Probing topologically enhanced interface magnetism

Topologically nontrivial materials are a material class which has emerged over the past decade+ as a critical area of research due to promise for ultra-low power computing or fault-tolerant quantum devices. As the classes of accessible topological materials have expanded, transitions between topological states may enable a wide range of new devices. In particular, the Dirac semimetal ZrTe5 is near a transition to both weak and strong topological insulating states, which may enable tuning in and out of macroscopic quantum transport conditions. Here, we propose to study the introduction of magnetic order in to ZrTe5 by the magnetic insulator EuS, as the time-reversal symmetry breaking induced by magnetic order at the surface is crucial to realizing the quantum anomalous Hall state in this material.

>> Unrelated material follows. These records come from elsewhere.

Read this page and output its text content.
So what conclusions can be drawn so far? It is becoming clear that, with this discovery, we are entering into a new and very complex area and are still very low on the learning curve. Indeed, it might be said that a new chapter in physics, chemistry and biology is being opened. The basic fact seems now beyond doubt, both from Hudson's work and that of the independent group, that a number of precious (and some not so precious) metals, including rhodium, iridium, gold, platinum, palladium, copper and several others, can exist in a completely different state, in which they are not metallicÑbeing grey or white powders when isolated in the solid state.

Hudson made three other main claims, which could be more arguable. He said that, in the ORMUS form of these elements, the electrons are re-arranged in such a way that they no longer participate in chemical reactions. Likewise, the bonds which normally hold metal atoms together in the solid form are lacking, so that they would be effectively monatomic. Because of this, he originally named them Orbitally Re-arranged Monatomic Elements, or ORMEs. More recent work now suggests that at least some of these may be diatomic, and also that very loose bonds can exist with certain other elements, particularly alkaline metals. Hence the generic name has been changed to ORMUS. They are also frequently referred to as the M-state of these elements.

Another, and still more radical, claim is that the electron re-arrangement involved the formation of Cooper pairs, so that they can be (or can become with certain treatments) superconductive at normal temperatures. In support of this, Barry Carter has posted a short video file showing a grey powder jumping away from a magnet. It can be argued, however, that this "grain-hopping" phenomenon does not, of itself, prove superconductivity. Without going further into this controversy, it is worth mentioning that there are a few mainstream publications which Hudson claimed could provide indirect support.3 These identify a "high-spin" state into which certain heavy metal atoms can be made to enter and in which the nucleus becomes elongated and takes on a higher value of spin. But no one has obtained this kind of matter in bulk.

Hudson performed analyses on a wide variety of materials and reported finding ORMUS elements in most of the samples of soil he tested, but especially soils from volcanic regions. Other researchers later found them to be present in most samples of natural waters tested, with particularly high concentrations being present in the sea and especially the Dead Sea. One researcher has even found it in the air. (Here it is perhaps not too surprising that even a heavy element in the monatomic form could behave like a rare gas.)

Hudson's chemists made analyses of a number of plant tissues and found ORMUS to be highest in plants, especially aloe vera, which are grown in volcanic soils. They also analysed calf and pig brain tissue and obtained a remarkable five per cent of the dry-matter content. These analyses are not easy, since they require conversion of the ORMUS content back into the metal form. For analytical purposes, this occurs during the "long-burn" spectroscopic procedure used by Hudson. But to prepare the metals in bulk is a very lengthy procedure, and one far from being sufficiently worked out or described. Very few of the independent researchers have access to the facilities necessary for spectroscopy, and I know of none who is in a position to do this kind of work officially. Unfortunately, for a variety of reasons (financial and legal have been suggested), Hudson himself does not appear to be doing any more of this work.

拓扑非平凡材料（Topologically nontrivial materials）是近十余年来兴起的一类重要研究材料体系，因其在超低功耗计算或容错量子器件领域展现出巨大应用潜力而成为核心研究方向。随着可获取的拓扑材料种类持续拓展，不同拓扑态间的相变有望催生诸多新型器件。具体而言，狄拉克半金属（Dirac semimetal）ZrTe5 正处于向弱拓扑绝缘态与强拓扑绝缘态转变的临界区域，该特性可实现宏观量子输运状态的可逆调控。鉴于材料表面磁有序诱导的时间反演对称性（time-reversal symmetry）破缺是在该体系中实现量子反常霍尔态（quantum anomalous Hall state）的关键前提，本研究拟通过磁性绝缘体（magnetic insulator）EuS 在 ZrTe5 中引入磁有序并开展相关研究。